2023-05-03Updog

Many years ago, we went to London to watch football. Arsenal won, of course, so the game itself was sort of forgettable, and what ended up sticking mostly in my mind was the overall experience of Emirates Stadium. I would describe it as solid, pricey, and sort of... sterile? Modern oligarch-owned football trends towards expensive food and drink and a very exit-through-the-gift-shop atmosphere. That's fine, I suppose! Football isn't just about the game itself: it's the pre-game beer, the jam-packed Underground station, the discussions afterwards. And of course, we did some more tourism while we were there. I remember Kew Gardens the most.

Upon arriving at Kew (which is amazing and well worth a visit) my younger brother unexpectedly pulled an Alexander Pope epigram from memory. It was written on the collar of a puppy given to the Prince of Wales in the 1700s:

I am His Highness' dog at Kew.
Pray tell me, sir, whose dog are you?

Lovely! And I think of that sometimes, because aren't we all the Internet's dog now?

Performance anxiety

Commenting on social media, posting a photo, blogging, really anything you put out there will inevitably land you in some kind of performance. Usually a pretty low-intensity performance, like "what will my friends and family think?" or "is this too spicy for LinkedIn?" but it's always there in some form, in the back of your mind. You're singing and dancing for somebody, whoever you picture them to be.

I've never really been a "poster." I stayed mostly private over the years, posted intermittently on blogs, and treated social media as a lighter sort of RSS. Stuff floats by, and you can grab hold of some of it and turn it over in your palm before releasing it back into the ether.
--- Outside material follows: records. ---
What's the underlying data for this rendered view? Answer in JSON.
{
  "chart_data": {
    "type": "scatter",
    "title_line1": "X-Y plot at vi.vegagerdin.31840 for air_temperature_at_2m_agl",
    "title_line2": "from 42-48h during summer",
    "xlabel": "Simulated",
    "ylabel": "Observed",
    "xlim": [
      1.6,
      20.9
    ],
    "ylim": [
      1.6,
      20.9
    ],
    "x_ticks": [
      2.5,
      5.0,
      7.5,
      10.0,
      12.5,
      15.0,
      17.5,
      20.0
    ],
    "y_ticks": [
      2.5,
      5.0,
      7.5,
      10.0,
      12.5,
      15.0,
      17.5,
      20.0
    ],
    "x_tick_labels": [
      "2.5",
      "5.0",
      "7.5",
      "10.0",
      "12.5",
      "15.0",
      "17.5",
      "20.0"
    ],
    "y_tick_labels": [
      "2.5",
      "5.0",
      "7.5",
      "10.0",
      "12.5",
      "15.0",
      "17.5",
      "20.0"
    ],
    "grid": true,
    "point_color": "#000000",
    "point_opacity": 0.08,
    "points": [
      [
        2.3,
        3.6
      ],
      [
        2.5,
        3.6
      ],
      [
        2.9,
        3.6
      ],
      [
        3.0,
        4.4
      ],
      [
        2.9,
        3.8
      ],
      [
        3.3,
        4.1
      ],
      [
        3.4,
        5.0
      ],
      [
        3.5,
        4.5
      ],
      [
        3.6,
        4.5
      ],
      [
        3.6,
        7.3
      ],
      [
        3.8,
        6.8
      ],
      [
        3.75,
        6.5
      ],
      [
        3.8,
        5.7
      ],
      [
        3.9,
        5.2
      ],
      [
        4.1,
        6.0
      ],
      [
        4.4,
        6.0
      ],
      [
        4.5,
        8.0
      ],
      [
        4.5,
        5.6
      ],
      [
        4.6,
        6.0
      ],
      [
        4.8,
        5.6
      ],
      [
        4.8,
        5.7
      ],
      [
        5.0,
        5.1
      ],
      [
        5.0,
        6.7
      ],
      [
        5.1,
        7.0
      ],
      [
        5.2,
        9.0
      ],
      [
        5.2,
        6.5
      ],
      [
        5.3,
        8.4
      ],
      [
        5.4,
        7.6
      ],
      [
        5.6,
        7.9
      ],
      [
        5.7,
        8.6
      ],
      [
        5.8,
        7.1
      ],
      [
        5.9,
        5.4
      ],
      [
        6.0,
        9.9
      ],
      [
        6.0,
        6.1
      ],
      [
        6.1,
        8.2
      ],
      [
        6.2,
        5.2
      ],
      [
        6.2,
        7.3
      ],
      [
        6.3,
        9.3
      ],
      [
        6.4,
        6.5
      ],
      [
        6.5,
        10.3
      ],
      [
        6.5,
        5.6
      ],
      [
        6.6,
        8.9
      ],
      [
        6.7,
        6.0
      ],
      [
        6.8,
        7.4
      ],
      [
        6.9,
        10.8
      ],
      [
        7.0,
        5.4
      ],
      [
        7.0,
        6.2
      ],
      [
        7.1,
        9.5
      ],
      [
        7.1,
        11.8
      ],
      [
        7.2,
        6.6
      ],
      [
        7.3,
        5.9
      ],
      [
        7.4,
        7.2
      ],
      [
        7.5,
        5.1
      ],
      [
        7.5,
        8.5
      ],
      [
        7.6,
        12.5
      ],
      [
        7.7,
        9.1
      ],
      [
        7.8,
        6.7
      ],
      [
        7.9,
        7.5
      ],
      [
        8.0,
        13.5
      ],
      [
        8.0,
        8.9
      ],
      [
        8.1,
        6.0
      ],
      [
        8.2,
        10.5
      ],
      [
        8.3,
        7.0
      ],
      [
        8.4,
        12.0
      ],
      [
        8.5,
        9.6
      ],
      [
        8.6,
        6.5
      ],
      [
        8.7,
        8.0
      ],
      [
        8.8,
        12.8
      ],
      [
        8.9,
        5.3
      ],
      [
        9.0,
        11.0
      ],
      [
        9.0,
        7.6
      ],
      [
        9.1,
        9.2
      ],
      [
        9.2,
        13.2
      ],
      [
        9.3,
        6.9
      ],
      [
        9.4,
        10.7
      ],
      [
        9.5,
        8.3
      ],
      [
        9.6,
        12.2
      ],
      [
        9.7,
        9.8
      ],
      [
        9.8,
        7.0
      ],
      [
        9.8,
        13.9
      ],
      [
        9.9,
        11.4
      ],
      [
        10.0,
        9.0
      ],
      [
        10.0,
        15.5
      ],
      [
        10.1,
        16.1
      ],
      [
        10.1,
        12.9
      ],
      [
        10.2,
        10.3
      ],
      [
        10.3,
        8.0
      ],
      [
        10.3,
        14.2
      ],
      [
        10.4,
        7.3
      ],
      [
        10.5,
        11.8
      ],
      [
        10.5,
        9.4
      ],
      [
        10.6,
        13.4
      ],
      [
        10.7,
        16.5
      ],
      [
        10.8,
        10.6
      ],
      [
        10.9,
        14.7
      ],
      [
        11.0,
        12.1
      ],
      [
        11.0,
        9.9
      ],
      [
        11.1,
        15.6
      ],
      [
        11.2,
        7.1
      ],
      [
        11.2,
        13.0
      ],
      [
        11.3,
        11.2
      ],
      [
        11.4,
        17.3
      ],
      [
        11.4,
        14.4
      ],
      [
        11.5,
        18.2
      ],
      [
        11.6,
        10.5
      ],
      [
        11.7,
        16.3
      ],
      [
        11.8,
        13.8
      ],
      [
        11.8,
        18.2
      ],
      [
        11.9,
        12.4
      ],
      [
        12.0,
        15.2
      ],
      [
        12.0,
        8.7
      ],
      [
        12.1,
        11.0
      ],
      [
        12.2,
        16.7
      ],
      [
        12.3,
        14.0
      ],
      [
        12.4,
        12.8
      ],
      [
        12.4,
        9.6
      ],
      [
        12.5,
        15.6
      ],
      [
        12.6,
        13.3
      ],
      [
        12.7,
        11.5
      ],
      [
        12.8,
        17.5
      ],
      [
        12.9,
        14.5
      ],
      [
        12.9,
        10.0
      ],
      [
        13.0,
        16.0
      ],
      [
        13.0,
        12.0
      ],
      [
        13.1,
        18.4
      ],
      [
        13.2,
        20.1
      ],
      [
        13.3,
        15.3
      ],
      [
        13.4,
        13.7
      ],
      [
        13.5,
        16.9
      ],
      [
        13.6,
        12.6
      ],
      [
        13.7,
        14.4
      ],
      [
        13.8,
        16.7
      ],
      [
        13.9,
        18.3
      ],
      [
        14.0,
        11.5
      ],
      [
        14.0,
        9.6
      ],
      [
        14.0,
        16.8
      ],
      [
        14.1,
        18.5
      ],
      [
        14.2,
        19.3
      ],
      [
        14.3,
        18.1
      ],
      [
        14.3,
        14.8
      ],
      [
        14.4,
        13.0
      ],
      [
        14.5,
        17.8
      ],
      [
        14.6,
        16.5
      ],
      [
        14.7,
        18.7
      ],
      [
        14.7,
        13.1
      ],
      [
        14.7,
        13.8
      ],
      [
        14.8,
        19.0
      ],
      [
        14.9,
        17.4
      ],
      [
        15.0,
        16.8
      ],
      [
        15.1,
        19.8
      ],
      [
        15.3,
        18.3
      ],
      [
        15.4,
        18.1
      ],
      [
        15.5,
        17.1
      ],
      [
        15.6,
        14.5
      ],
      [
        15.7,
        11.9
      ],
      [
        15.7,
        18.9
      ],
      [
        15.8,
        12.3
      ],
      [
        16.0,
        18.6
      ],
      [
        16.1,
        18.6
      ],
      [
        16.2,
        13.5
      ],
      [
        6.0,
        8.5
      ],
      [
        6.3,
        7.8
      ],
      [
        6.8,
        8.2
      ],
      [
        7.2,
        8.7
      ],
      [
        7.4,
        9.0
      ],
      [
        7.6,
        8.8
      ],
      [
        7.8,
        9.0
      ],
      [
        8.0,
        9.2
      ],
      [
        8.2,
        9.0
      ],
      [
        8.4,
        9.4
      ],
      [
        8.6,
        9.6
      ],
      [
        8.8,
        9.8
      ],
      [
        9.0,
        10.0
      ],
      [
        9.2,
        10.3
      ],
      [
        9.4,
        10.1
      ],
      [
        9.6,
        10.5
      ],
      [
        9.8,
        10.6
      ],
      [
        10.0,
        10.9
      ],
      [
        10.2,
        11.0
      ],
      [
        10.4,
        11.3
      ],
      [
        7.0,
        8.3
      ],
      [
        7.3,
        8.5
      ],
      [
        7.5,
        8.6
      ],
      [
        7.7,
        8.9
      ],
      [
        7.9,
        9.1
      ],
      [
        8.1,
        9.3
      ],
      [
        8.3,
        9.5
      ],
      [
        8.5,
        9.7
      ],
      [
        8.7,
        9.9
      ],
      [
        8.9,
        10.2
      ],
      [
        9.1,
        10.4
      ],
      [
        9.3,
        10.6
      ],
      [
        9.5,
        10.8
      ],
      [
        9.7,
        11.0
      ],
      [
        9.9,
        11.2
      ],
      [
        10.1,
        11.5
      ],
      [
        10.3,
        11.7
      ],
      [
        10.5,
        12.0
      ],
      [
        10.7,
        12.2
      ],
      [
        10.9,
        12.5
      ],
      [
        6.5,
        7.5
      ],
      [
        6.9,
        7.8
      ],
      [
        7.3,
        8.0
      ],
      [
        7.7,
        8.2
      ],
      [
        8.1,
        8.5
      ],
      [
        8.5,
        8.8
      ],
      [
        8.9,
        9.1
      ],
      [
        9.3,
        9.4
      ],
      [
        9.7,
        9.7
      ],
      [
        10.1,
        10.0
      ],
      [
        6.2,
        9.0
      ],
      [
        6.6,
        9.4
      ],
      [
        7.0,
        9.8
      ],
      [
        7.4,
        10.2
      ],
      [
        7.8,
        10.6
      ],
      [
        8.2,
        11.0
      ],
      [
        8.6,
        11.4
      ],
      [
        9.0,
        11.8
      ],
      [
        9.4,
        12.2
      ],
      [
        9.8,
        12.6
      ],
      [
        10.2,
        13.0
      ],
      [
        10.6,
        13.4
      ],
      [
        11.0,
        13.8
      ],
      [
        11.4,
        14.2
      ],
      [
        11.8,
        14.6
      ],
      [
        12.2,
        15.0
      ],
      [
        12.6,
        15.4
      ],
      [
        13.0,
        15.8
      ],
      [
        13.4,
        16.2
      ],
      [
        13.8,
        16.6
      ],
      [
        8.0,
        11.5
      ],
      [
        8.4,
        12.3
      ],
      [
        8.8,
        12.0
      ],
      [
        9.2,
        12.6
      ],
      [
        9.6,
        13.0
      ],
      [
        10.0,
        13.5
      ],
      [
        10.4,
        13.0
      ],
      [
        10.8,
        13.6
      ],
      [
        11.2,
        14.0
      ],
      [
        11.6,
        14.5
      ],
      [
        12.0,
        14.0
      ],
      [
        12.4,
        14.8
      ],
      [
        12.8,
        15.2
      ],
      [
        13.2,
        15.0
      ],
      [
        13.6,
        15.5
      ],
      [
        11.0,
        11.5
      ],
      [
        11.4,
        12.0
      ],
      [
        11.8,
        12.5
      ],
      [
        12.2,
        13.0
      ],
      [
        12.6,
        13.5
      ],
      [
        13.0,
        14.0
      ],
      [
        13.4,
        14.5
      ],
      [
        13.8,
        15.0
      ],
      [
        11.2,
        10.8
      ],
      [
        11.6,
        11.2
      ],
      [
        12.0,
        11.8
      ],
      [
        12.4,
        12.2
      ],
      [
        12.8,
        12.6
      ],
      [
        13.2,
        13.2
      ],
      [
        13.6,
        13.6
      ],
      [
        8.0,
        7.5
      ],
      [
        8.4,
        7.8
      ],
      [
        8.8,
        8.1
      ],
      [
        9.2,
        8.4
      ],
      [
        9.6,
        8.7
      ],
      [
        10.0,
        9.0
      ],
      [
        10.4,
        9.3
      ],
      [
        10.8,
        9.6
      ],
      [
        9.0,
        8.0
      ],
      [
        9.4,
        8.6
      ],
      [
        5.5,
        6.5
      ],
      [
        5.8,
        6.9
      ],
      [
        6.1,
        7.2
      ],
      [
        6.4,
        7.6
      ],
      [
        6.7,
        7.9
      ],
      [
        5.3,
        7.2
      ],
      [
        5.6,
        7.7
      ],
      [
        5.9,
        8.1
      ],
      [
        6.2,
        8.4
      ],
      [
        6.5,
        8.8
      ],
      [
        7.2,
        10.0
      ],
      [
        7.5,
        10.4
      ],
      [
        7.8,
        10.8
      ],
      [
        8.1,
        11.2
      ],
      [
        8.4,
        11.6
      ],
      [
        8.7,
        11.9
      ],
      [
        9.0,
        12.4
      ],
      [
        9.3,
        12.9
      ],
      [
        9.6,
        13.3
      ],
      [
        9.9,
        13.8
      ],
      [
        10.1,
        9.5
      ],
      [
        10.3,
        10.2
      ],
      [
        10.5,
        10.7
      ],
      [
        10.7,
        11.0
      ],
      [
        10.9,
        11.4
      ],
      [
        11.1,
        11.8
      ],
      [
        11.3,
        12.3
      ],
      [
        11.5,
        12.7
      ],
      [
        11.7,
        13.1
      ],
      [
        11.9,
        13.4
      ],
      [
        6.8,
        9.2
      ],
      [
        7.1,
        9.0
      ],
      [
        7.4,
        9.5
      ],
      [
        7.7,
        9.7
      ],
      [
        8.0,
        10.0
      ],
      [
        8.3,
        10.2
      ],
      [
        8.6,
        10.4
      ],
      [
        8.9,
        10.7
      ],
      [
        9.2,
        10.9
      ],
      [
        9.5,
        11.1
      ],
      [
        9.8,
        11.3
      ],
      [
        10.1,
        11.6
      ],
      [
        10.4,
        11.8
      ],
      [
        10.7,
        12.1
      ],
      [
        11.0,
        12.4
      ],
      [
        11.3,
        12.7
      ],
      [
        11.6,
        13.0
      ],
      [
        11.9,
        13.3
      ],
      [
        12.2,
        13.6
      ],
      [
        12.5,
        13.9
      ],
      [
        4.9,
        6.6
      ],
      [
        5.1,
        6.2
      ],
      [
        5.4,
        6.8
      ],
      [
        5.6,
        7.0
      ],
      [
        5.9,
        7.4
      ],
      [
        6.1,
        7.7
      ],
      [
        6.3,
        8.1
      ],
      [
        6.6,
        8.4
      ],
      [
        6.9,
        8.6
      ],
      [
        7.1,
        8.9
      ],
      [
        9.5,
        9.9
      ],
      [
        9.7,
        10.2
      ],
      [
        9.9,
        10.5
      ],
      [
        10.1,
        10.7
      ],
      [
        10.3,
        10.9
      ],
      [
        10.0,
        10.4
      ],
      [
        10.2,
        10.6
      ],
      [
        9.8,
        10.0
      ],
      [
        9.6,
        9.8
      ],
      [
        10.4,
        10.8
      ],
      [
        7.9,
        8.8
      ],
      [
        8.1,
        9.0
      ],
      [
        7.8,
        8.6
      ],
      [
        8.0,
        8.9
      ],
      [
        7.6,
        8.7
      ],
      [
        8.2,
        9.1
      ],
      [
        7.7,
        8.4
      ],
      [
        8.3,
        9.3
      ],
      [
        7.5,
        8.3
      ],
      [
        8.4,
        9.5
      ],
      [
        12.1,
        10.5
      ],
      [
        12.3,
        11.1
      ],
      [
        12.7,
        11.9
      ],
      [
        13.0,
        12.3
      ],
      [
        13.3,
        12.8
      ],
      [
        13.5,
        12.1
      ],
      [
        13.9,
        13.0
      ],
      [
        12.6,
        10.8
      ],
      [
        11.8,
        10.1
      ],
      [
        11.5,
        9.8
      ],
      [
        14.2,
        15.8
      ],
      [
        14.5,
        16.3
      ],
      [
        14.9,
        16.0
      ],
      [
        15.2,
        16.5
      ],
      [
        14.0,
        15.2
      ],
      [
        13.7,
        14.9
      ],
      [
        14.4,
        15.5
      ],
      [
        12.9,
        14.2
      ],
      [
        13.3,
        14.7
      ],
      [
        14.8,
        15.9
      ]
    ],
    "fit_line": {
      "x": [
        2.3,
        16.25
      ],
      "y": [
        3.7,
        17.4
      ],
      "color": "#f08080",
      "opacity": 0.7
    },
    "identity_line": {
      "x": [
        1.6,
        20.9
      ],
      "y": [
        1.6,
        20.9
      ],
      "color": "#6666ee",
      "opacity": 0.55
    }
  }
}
It's ephemeral. I'd boost stuff that seemed interesting to me, in the spirit of giving something back. And then a few years ago I stopped working as a consultant which, looking back, was very freeing — I was always laboring under the yoke of an idea that someone, somewhere, would read what I wrote and go "ew" and then I'd lose my contracts and end up dirty and penniless on the street, scrounging for food and wi-fi in the trash. As you can imagine, that kind of neuroticism will cramp your style. High-intensity performance. That went away as I broke free of my hourly-billing shackles, and I started trying to find my voice on the socials.

Doink

...aaand then of course Twitter came tumbling down like some demented Jenga. As I dusted myself off on the other side of the dopamine withdrawal, I realized that I really don't need social networks. What am I even doing on them? The best answer I've been able to come up with is "I think of things, and then I feel the need to say them out loud" and that feels like a pressure release valve. Which got me thinking: maybe that metaphor goes deeper than one might assume? That valve releases steam that could otherwise be used to drive a bigger, more powerful engine. Am I robbing myself of inspiration and creativity by venting off energy into the little text box? Would it be possible to take that impetus and channel it somewhere else?

As I left Twitter I took a little trip down memory lane, scrolling through my thousands of posts and chuckling unbecomingly to myself. I wrote some bangers, for sure. Taken as a whole they paint a picture of me, or the person I was on Twitter, at least, but in the end they're random and throwaway. Little twinkles of inspiration, each one another insignificant cackle in an infinite henhouse. And who was I writing for? Analytics might have told me but I hostnamed that shit away years ago. I mostly imagined another developer on the other side of the screen, someone with a sense of humor who liked progressive enhancement and hair metal and got me, someone who sagely nodded along to my zingers about JavaScript or Swedish football.

It was me.

I was writing for me, all along.

And why would you write to yourself in pithy 280-character chunks? It gives you no clarity, you can't get your thoughts down in front of you so you can see them. The coherence is lost, siphoned away to conform to an easily consumable but ultimately unsatisfying format.

I hope that in the end Elon turns out to be a blessing, disguised as a pompous cryptofascist ass. I hope Twitter balkanizes into a thousand warring services. I hope Instagram keels over, too. I hope we all collectively decide to fire every single Facebook employee into the sun, and salt the earth of every datacenter they befouled. But I don't particularly care, in the end: I've decided I don't need any of it. I will write for myself. I will be free. I will be nobody's dog.